What elements will be included in the pact - whether Paris and Berlin will push against resistance to dropping things like rock-bottom corporate taxes and automatic inflation-linked wage increases - and what new powers the bailout fund will get will be decided by the end of March, EU leaders said.

That leaves EU policymakers with a packed agenda over the next weeks, that includes not only the competitiveness pact and the fund overhaul, but also new bank stress tests, a final agreement on tougher budget rules, the detailed outline of a permanent crisis mechanism to succeed the EFSF, and decisions on whether to lower the onerous interest rates paid by Greece and Ireland for their multibillion euro rescue loans.

The result of these debates will determine whether EU leaders finally get one step ahead of the crisis, which has most often seen them cobble together solutions in hastily called overnight meetings.

EU policymakers have vowed to come up with a comprehensive solution over the coming weeks. But many economists are skeptical that the final plan will be enough to avoid a debt restructuring or more transfers of money from the region's rich states to the poor ones.

"Whatever the Grand Bargain proposals look like, they are likely to fall a long way short of the significant moves towards a proper fiscal union that are arguably necessary for the longterm survival of the single currency," analysts at Capital Economics in London wrote in a note Friday.

In theory, the Franco-German demands could help get weak economies in a position to start growing again, said Daniel Gros, director of the Brussels-based Centre for European Policy Studies.

"The problem is, you can only do that if you survive the present crisis," said Gros. "And to that crisis they have not found a solution."

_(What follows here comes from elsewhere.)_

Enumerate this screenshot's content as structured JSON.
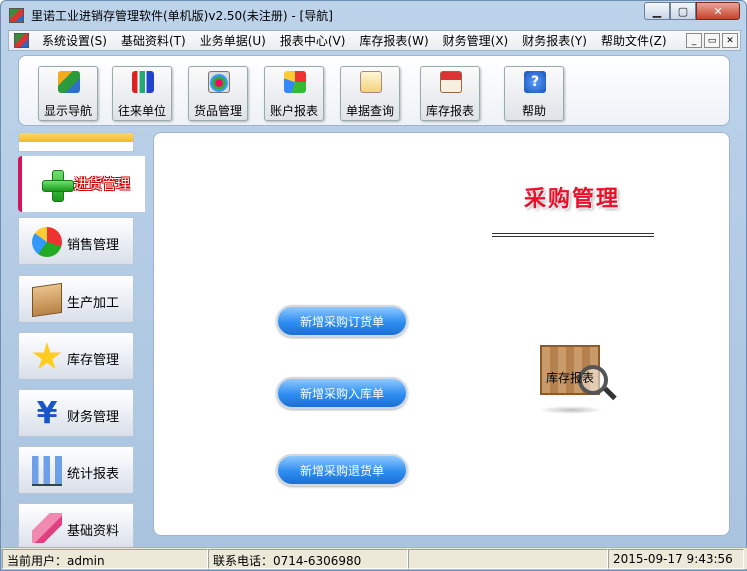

The kind of structural reforms envisaged by Merkel and Sarkozy take years to take effect and even then the debt loads of countries like Greece, Ireland and possibly even Portugal - set to remain above or around 100 percent for some time - will still seem unsustainable.

Although yields, or interest rates, on government bonds from those countries have fallen in recent weeks, they still reflect serious concern among investors that one or more of these countries may eventually default on its debts.

In recent days, finance experts, among them the chief economist of Deutsche Bank, have made several proposals on how to do a "soft" debt restructuring that limits market panic - including extending the maturity of government bonds or voluntary cuts to the total amount creditors are owed.

EU officials have so far ruled out any kind of debt restructuring, but have suggested ways the bloc's existing crisis strategy could be made more effective.

If decided, those measures would constitute a fundamental overhaul of Europe's strategy, which so far has revolved around offering expensive bailout loans to countries on the brink of bankruptcy in return for painful budget cuts.

Among the suggestions: letting the facility buy the bonds of vulnerable governments on the open market, thus stabilizing their price and borrowing costs; providing countries with a short-term liquidity line when one-off measures like expensive bank recapitalizations threaten to sink their finances (as with bailed out Ireland), or even lending them the money to buy back their own bonds.

Right now, bonds issued by cash-strapped states like Greece, Ireland or Portugal are trading at a discount due to doubts over the governments' ability to pay them back - theoretically making a buyback an easy way of cutting a country's overall debt.

To do that, the EFSF would likely need more money. Eurozone leaders on Friday reached a "consensus" to lift the fund's effective lending capacity to the 440 billion initially advertised, said Juncker, but again, how the new ceiling should be reached as left for later. At the moment, the facility can only lend about 250 billion due to various buffers required to make the EFSF's bonds attractive to investors.

On top of that, there's a push to cut the interest rates already bailed-out Greece and Ireland have to pay for their rescue loans.